Centelleaba, tremolaba y se derretía toda, y lo que un momento parecía ser superficie, un instante después parecía profundidad; era un lugar al que, sin duda, Chad había cogido cariño. Así las cosas, si a él, Strether, le gustaba hasta aquel extremo, ¿qué sería de ellos existiendo ese vínculo?

Con esta exquisita firmeza de trazos presenta James su ambiente. París irradia el libro del principio al fin, es un personaje, aunque siempre incorpóreo: es la escala con referencia a la cual se mide la sensibilidad humana.
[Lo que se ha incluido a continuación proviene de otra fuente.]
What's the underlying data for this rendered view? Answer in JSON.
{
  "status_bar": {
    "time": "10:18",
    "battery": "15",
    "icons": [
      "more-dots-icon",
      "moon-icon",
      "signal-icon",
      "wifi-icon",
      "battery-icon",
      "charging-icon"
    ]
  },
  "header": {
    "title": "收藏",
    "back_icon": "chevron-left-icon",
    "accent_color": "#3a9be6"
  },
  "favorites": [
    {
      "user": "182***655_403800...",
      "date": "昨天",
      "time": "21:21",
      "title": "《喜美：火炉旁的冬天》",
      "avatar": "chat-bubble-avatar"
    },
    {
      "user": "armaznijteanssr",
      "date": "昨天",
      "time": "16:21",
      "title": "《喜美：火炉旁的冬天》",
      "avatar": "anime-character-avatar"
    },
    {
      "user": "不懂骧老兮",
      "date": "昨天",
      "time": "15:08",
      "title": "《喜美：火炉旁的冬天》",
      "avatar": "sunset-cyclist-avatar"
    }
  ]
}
Cuando terminamos de leer la novela y dejamos que sus incidentes se desdibujen para que aparezca ante la vista su forma con mayor claridad, vemos a París reluciente en el centro del reloj de arena. París. No algo tan crudo como el bien o el mal. Strether lo ve y nota que Chad lo ve, y cuando se alcanza este punto, la novela cambia de rumbo. Después de todo hay una «mujer del caso»: detrás de París, interpretándolo para Chad, está la adorable y elevada figura de madame de Vionnet. Ahora es imposible para Strether proseguir. Todo lo que existe de noble y refinado en la vida se cristaliza en torno a madame de Vionnet y se ve acentuado por su patetismo. La dama le suplica que no se lleve a Chad. Strether lo promete —sin reticencia, pues su corazón le ha enseñado ya esto— y permanece en París, no para combatirlo, sino para luchar en su favor.
Porque la segunda tanda de embajadores ha arribado ya desde el Nuevo Mundo. La señora Newsome, enfadada y perpleja por la impropia tardanza, ha enviado a París a la hermana de Chad, a su hermano político y a Mamie, la muchacha con quien se supone que aquél iba a casarse. La novela, dentro de sus ordenados límites, se vuelve sumamente divertida. Se produce un magnífico enfrentamiento entre la hermana de Chad y madame de Vionnet, en tanto que Mamie...
Aquí tenemos a Mamie vista por los ojos de Strether.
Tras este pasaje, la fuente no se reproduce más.